第12話 憎憎しい



 英之助がいなくなってもまだ、彼に触れられた部分が熱く疼いている。

 頬が熱い。

 心を落ち着かせようと息をついていると、音もなく襖が開いて籐七が顔をのぞかせた。


「籐七……」


 小三郎はぞっとした。無表情で部屋に入って来た籐七は大きく息をついた。


「今だけだ……」

「え?」

「お前に夢中になっているのは、今だけということだ」


 小三郎に対して、容赦ない言葉が胸を突いた。


「十六だ。
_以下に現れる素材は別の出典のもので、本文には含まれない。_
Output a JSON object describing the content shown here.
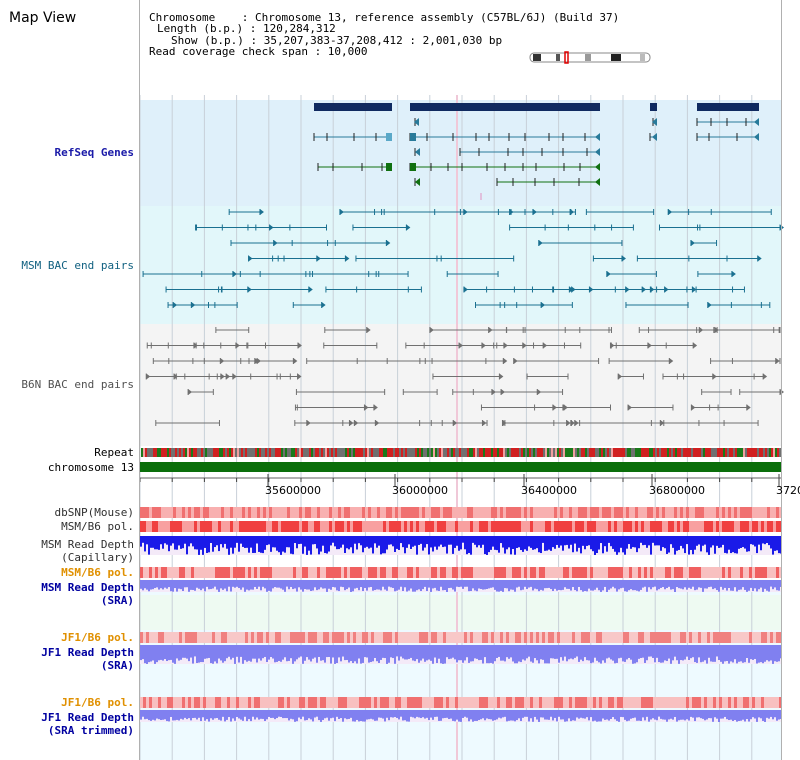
{
  "view": {
    "title": "Map View",
    "info_lines": [
      "Chromosome    : Chromosome 13, reference assembly (C57BL/6J) (Build 37)",
      "Length (b.p.) : 120,284,312",
      "Show (b.p.) : 35,207,383-37,208,412 : 2,001,030 bp",
      "Read coverage check span : 10,000"
    ]
  },
  "tracks": {
    "refseq": "RefSeq Genes",
    "msm_bac": "MSM BAC end pairs",
    "b6n_bac": "B6N BAC end pairs",
    "repeat": "Repeat",
    "chromosome": "chromosome 13",
    "dbsnp": "dbSNP(Mouse)",
    "msm_b6_pol_1": "MSM/B6 pol.",
    "msm_depth_cap_1": "MSM Read Depth",
    "msm_depth_cap_2": "(Capillary)",
    "msm_b6_pol_2": "MSM/B6 pol.",
    "msm_depth_sra_1": "MSM Read Depth",
    "msm_depth_sra_2": "(SRA)",
    "jf1_b6_pol_1": "JF1/B6 pol.",
    "jf1_depth_sra_1": "JF1 Read Depth",
    "jf1_depth_sra_2": "(SRA)",
    "jf1_b6_pol_2": "JF1/B6 pol.",
    "jf1_depth_trim_1": "JF1 Read Depth",
    "jf1_depth_trim_2": "(SRA trimmed)"
  },
  "axis": {
    "tick_labels": [
      "35600000",
      "36000000",
      "36400000",
      "36800000",
      "3720"
    ]
  },
  "colors": {
    "refseq_bg": "#dff0fa",
    "msm_bg": "#e2f7fa",
    "b6n_bg": "#f4f4f4",
    "gene_navy": "#102a60",
    "gene_teal": "#287a9a",
    "gene_green": "#107010",
    "msm_line": "#1a7090",
    "b6n_line": "#707070",
    "chromosome_bar": "#0a6e0a",
    "depth_dark": "#1a1ae8",
    "depth_light": "#8080f0",
    "pol_red": "#f07070"
  }
}
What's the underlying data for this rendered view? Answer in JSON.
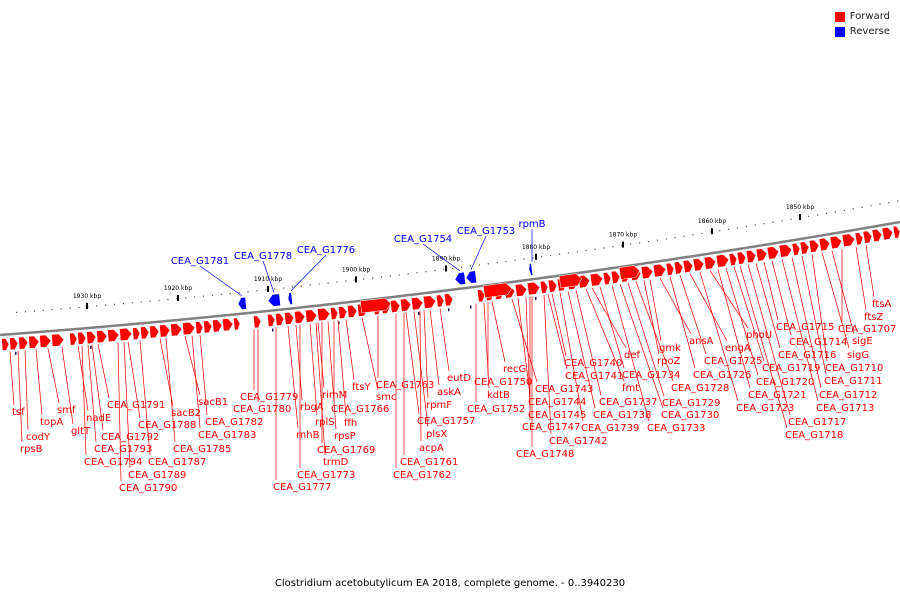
{
  "legend": {
    "forward_label": "Forward",
    "reverse_label": "Reverse",
    "forward_color": "#ff0000",
    "reverse_color": "#0000ff"
  },
  "caption": "Clostridium acetobutylicum EA 2018, complete genome. - 0..3940230",
  "ticks": [
    "1930 kbp",
    "1920 kbp",
    "1910 kbp",
    "1900 kbp",
    "1890 kbp",
    "1880 kbp",
    "1870 kbp",
    "1860 kbp",
    "1850 kbp"
  ],
  "reverse_genes": [
    "CEA_G1781",
    "CEA_G1778",
    "CEA_G1776",
    "CEA_G1754",
    "CEA_G1753",
    "rpmB"
  ],
  "forward_genes": [
    "tsf",
    "rpsB",
    "codY",
    "topA",
    "smf",
    "gltT",
    "nadE",
    "CEA_G1791",
    "CEA_G1792",
    "CEA_G1793",
    "CEA_G1794",
    "CEA_G1788",
    "CEA_G1787",
    "CEA_G1789",
    "CEA_G1790",
    "sacB2",
    "sacB1",
    "CEA_G1785",
    "CEA_G1783",
    "CEA_G1782",
    "CEA_G1779",
    "CEA_G1780",
    "rnhB",
    "CEA_G1777",
    "CEA_G1773",
    "rbgA",
    "rimM",
    "rplS",
    "trmD",
    "rpsP",
    "CEA_G1769",
    "ffh",
    "CEA_G1766",
    "ftsY",
    "smc",
    "CEA_G1763",
    "CEA_G1757",
    "plsX",
    "acpA",
    "CEA_G1761",
    "CEA_G1762",
    "rpmF",
    "askA",
    "eutD",
    "kdtB",
    "CEA_G1752",
    "recG",
    "CEA_G1750",
    "CEA_G1743",
    "CEA_G1744",
    "CEA_G1745",
    "CEA_G1747",
    "CEA_G1748",
    "CEA_G1742",
    "CEA_G1741",
    "CEA_G1740",
    "CEA_G1739",
    "CEA_G1738",
    "CEA_G1737",
    "fmt",
    "def",
    "CEA_G1734",
    "CEA_G1733",
    "CEA_G1730",
    "CEA_G1729",
    "CEA_G1728",
    "rpoZ",
    "gmk",
    "ansA",
    "CEA_G1726",
    "CEA_G1725",
    "engA",
    "CEA_G1723",
    "phoU",
    "CEA_G1721",
    "CEA_G1720",
    "CEA_G1719",
    "CEA_G1718",
    "CEA_G1717",
    "CEA_G1716",
    "CEA_G1715",
    "CEA_G1714",
    "CEA_G1713",
    "CEA_G1712",
    "CEA_G1711",
    "CEA_G1710",
    "sigG",
    "sigE",
    "CEA_G1707",
    "ftsZ",
    "ftsA"
  ]
}
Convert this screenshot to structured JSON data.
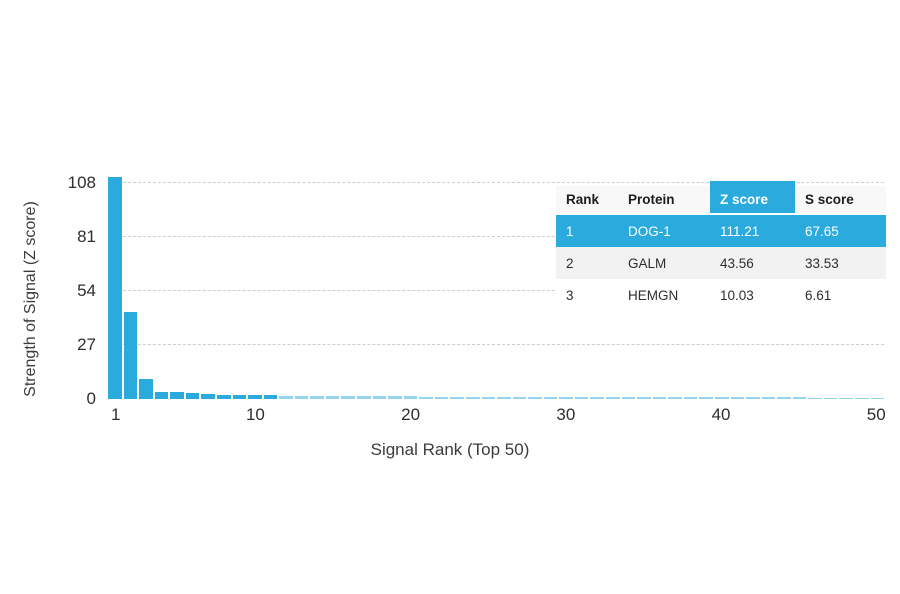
{
  "accent_color": "#2baade",
  "chart_data": {
    "type": "bar",
    "title": "",
    "xlabel": "Signal Rank (Top 50)",
    "ylabel": "Strength of Signal (Z score)",
    "bar_color": "#2baade",
    "bar_color_faint": "rgba(43,170,222,0.5)",
    "gridline_style": "horizontal dashed",
    "legend": "none",
    "ylim": [
      0,
      114
    ],
    "y_ticks": [
      0,
      27,
      54,
      81,
      108
    ],
    "x_ticks": [
      1,
      10,
      20,
      30,
      40,
      50
    ],
    "x": [
      1,
      2,
      3,
      4,
      5,
      6,
      7,
      8,
      9,
      10,
      11,
      12,
      13,
      14,
      15,
      16,
      17,
      18,
      19,
      20,
      21,
      22,
      23,
      24,
      25,
      26,
      27,
      28,
      29,
      30,
      31,
      32,
      33,
      34,
      35,
      36,
      37,
      38,
      39,
      40,
      41,
      42,
      43,
      44,
      45,
      46,
      47,
      48,
      49,
      50
    ],
    "values": [
      111.21,
      43.56,
      10.03,
      3.6,
      3.4,
      3.2,
      2.3,
      2.2,
      2.1,
      2.0,
      1.8,
      1.7,
      1.6,
      1.6,
      1.5,
      1.5,
      1.4,
      1.4,
      1.3,
      1.3,
      1.2,
      1.2,
      1.2,
      1.1,
      1.1,
      1.1,
      1.0,
      1.0,
      1.0,
      1.0,
      1.0,
      0.9,
      0.9,
      0.9,
      0.9,
      0.9,
      0.9,
      0.8,
      0.8,
      0.8,
      0.8,
      0.8,
      0.8,
      0.8,
      0.8,
      0.7,
      0.7,
      0.7,
      0.7,
      0.7
    ]
  },
  "table": {
    "headers": [
      "Rank",
      "Protein",
      "Z score",
      "S score"
    ],
    "highlight_color": "#2baade",
    "rows": [
      {
        "rank": "1",
        "protein": "DOG-1",
        "z": "111.21",
        "s": "67.65",
        "highlight": true
      },
      {
        "rank": "2",
        "protein": "GALM",
        "z": "43.56",
        "s": "33.53",
        "highlight": false
      },
      {
        "rank": "3",
        "protein": "HEMGN",
        "z": "10.03",
        "s": "6.61",
        "highlight": false
      }
    ]
  }
}
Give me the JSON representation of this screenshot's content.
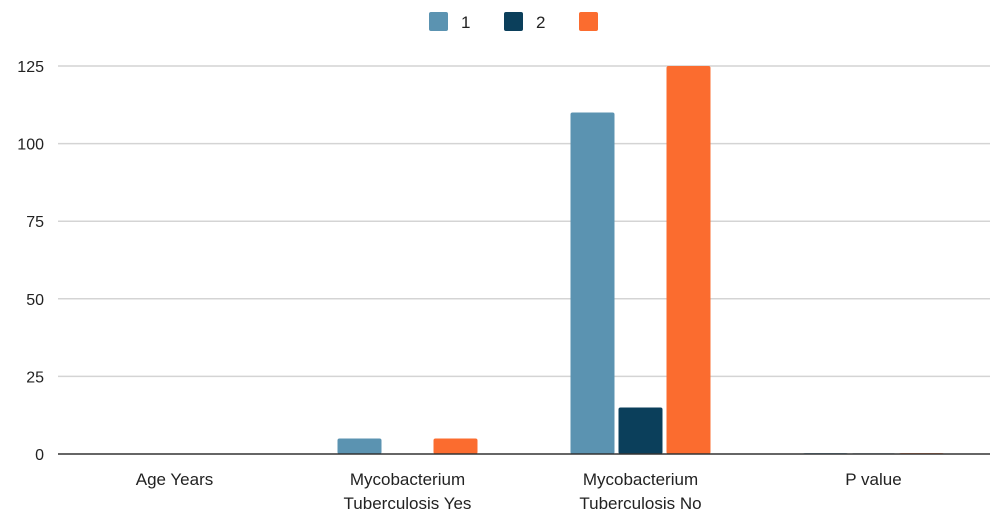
{
  "chart_data": {
    "type": "bar",
    "categories": [
      [
        "Age Years"
      ],
      [
        "Mycobacterium",
        "Tuberculosis Yes"
      ],
      [
        "Mycobacterium",
        "Tuberculosis No"
      ],
      [
        "P value"
      ]
    ],
    "series": [
      {
        "name": "1",
        "color": "#5b93b1",
        "values": [
          0.1,
          5,
          110,
          0.3
        ]
      },
      {
        "name": "2",
        "color": "#0b3f5b",
        "values": [
          0.1,
          0,
          15,
          0.2
        ]
      },
      {
        "name": "",
        "color": "#fb6c2f",
        "values": [
          0.1,
          5,
          125,
          0.3
        ]
      }
    ],
    "yticks": [
      0,
      25,
      50,
      75,
      100,
      125
    ],
    "ylim": [
      0,
      125
    ],
    "grid": true,
    "legend_position": "top-center"
  }
}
若さまは十六の頃から、お前のように見てくれだけのいい男ばかり相手にしていた。深みにはまる前に別れたほうがいい」

「じ、十六の頃から……?」


 聞き間違いではないだろうか。


「お前の……勘違いではないのか、英之助はそんなことをするような男では」

「柴山」


 小三郎の言葉を遮って、籐七は云った。


「俺は若さまに、遊びはおやめになるよう申し上げておる」


 小三郎は目を丸くして籐七を見つめた。


「英之助にも云っているのか?」

「何度もご忠告しておる」

「それで……英之助はなんと?」


 籐七は押し黙った。岩のような顔がもっと恐い顔になった。


「若さまは、ことの重大さに気づいておられない。これまでのように何とかなると思っておる」


 籐七の深刻な表情を見ていると、何も云えなくなった。


「柴山、お前になら分かってもらえるだろう」


 眉間に刻まれた縦皺が、岩のような顔に凄みを与えている。

 小三郎はごくりとのどを鳴らした。


「……お前の云いたいことは分かった。少し考えさせてくれ」


 小三郎がそう云うと、籐七は、がばっと顔を上げて大声を出した。


「なにを考えるのだ。お前が若さまの出世の邪魔をしているのだぞっ」


 小三郎は茫然とした。籐七は自分の大声に我に返った。


「すまぬ……」

「か、かまわない……」


 小三郎は胸が張り裂けそうだった。唇を噛みしめて何も云えずにいると、


「そうであった」


 と、籐七が立ち上がって小三郎を見下ろした。


「先ほどの来客した者は、先日、帰国された榊さまと交代で参った安川と申す者だ」


 籐七は勝手に話を続ける。


「面倒を見るようにと、お殿様が仰せになられたようだ」


 籐七が出て行ってから、自分の体が冷え切っているのに気づいた。

 いちどにいろいろな事を云われ、混乱している。


 自分の存在が邪魔である。

 ああもはっきり云われるとは思わなかった。

 そうであろうか。自分は邪魔なのだろうか。


「小三郎、入るぞ」


 その時、襖が開いて英之助が顔を出した。その後に足袋が見え、小三郎はどきりとした。


「失礼いたします」


 入って来たのは、十六、七の若い少年だった。

 若いだけではない、透きとおるように白い肌と高揚した赤い頬、鼻筋が通った少女みたいにかわいらしい顔の男であった。

 小三郎よりも小柄で線が細く、全体に幼さが残っており、声も高く若々しい。


「初めまして、安川やすかわ宗吉そうきちと申します。このたび江戸えどづめとなりました。柾木さまにはこれよりお世話になります」


 元気いっぱいに笑った笑顔もまぶしい。


「宗吉は、俺が国許くにもとで若殿さま付きの小姓でいたときに一緒にいたのだ」


 安川の肩を気安く叩いた。


 安川は、明らかに英之助を慕っているらしく、はしゃいでいた。

 小三郎は急激に力が抜けていくのが分かった。


「そうか、昔馴染みなら話したいことも多いだろう。俺はこれで失礼するよ」

「これから江戸の町を案内しようと思っているんだ。一緒に行かないか?」


 英之助は誘ってくれたが、丁寧に辞退した。すると、安川が明らかにほっと息をついて、英之助に叱られた。


「だって、英さんと一緒にいたいんだもの」


 親しげに云って腕に抱きつく。

 昔馴染みとはいえ馴れ馴れしくないだろうか、と思ったが、小三郎はただ、肩で息をついた。


「二人で楽しんで来てくれ」

「悪いな」

「申し訳ございません、柴山さま」


 憎憎しいほどの笑顔で安川が謝る。


「いいよ、気にするな」


 早く立ち去りたい、と思って屋敷を後にした。

 自分は一体なにをしにここへ来たのだろう。

 帰り道、大きなため息が出た。